Though Moreno praised Robbins as a genius choreographer, she recalled he "could be unbelievably cruel to dancers." After mounting the Broadway production of "West Side Story," Robbins co-directed the film version alongside Robert Wise, but was fired mid-production.

"It's one thing to be doing take after take until you get it right," Moreno said. "But to work for someone as severe and difficult and demanding as Jerry Robbins in a Broadway situation scared the living daylights out of me."

Though Moreno declined Robbins' audition offer, the choreographer kept her in mind for the film, suggesting to Wise that they let her try out for Anita.

Rita Moreno poses with her Oscar and actor Rock Hudson after she was named best supporting actress of the year at the Academy Award Oscars at Santa Monica, Ca., on April 9, 1962. She won her award for best supporting actress for her part in the film West Side Story.

"I had developed into Anita," Moreno said. "I no longer looked like a Maria to him. And I really didn't. That would have been so wrong."
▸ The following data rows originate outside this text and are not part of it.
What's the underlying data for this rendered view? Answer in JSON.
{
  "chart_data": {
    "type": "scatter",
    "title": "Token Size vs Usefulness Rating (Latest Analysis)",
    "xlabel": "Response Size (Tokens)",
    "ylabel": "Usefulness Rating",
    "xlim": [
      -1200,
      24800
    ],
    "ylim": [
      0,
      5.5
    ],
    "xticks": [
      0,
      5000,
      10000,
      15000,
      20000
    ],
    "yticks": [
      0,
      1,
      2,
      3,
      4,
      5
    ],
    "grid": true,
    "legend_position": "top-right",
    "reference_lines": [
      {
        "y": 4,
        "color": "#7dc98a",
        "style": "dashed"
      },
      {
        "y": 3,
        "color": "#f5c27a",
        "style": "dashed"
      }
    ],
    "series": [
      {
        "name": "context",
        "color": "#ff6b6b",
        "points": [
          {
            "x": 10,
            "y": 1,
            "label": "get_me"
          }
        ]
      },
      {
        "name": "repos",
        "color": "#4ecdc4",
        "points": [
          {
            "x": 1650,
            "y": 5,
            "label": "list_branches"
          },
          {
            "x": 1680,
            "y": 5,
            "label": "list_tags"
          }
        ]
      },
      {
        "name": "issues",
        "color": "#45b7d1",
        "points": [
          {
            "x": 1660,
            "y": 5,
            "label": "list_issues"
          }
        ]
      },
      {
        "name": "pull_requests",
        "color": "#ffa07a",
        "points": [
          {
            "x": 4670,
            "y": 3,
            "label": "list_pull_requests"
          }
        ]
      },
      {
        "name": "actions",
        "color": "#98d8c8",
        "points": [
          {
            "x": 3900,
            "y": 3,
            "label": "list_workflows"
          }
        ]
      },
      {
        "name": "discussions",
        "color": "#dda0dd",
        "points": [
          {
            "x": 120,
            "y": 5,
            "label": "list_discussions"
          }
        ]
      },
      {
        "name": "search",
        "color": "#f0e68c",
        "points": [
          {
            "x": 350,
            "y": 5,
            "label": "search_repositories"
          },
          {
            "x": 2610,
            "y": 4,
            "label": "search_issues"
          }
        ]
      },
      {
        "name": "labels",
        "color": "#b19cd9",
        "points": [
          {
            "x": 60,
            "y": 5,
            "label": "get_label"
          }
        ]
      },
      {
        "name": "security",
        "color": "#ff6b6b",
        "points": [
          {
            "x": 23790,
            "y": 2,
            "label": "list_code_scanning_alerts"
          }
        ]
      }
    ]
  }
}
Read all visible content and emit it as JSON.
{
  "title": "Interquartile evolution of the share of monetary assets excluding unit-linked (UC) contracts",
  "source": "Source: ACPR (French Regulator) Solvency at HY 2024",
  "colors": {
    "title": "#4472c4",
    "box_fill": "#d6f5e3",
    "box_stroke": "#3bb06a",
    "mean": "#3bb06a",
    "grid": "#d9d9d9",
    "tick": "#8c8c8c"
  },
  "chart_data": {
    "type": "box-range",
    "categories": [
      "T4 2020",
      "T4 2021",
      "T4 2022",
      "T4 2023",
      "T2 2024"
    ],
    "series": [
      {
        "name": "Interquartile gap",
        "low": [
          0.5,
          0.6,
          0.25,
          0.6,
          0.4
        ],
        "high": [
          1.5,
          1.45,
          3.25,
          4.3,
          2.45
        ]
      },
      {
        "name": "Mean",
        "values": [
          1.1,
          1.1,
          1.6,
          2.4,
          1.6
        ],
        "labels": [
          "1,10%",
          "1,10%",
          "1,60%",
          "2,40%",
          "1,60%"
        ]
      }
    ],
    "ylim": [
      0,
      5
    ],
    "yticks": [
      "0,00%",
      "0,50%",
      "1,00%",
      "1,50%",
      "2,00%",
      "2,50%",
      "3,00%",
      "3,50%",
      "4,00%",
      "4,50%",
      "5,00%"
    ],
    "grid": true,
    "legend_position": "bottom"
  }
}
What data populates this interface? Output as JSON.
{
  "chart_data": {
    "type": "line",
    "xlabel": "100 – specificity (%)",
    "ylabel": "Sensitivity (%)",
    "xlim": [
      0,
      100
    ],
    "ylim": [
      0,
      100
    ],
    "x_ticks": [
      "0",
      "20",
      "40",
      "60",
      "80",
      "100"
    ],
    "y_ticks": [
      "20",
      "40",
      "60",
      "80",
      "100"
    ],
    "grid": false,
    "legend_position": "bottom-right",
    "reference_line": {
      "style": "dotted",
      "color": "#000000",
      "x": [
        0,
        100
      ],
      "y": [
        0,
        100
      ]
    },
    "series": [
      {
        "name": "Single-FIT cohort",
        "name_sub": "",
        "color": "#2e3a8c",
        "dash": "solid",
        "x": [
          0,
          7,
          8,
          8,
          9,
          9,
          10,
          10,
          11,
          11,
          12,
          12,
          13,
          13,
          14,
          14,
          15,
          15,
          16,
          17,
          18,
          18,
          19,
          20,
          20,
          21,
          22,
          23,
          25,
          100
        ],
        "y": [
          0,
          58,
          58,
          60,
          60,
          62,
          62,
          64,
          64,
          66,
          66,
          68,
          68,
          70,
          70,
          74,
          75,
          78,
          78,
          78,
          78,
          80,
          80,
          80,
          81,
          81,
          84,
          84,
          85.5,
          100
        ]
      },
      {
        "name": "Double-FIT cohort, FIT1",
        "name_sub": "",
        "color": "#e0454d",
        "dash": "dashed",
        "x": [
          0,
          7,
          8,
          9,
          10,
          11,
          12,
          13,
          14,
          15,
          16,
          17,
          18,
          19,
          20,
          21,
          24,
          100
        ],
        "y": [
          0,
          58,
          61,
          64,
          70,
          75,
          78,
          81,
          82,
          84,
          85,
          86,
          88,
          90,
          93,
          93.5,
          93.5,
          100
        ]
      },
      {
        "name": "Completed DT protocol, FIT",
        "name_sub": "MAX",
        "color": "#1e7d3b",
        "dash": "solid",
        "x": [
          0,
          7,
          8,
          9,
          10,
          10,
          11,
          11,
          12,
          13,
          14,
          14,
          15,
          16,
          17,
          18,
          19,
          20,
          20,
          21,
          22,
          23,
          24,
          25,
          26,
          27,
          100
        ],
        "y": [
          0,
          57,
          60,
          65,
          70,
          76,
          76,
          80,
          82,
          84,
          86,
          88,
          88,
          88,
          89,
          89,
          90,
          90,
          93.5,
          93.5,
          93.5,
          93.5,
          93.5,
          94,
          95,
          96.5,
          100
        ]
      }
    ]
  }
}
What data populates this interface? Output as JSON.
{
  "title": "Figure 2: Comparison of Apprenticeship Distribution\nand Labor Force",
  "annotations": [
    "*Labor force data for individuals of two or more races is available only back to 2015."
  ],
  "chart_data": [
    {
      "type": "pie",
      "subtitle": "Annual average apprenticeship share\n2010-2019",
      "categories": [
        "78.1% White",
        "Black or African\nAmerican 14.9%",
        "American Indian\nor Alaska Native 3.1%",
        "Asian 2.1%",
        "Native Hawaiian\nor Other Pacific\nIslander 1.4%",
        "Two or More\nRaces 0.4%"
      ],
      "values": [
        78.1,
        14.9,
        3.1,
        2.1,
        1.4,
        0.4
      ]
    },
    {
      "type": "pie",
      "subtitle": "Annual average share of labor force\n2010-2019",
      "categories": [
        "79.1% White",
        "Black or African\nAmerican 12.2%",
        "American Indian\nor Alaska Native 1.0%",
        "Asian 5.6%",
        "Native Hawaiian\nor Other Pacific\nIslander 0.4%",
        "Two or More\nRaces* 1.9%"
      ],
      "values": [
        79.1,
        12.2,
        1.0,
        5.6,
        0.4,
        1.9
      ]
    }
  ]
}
Natalie Wood ended up starring in the film as Maria. Though Moreno praised Wood's acting, especially during the film's tragic finale, she took issue with an iconic Puerto Rican role going to a white actress.

"I don't think she was anything like the Maria that I envisioned in my head. I think a great deal of it had to do with the fact that she was not a Hispanic," Moreno said. "I found her wanting in terms of her interest in getting it as right as she could."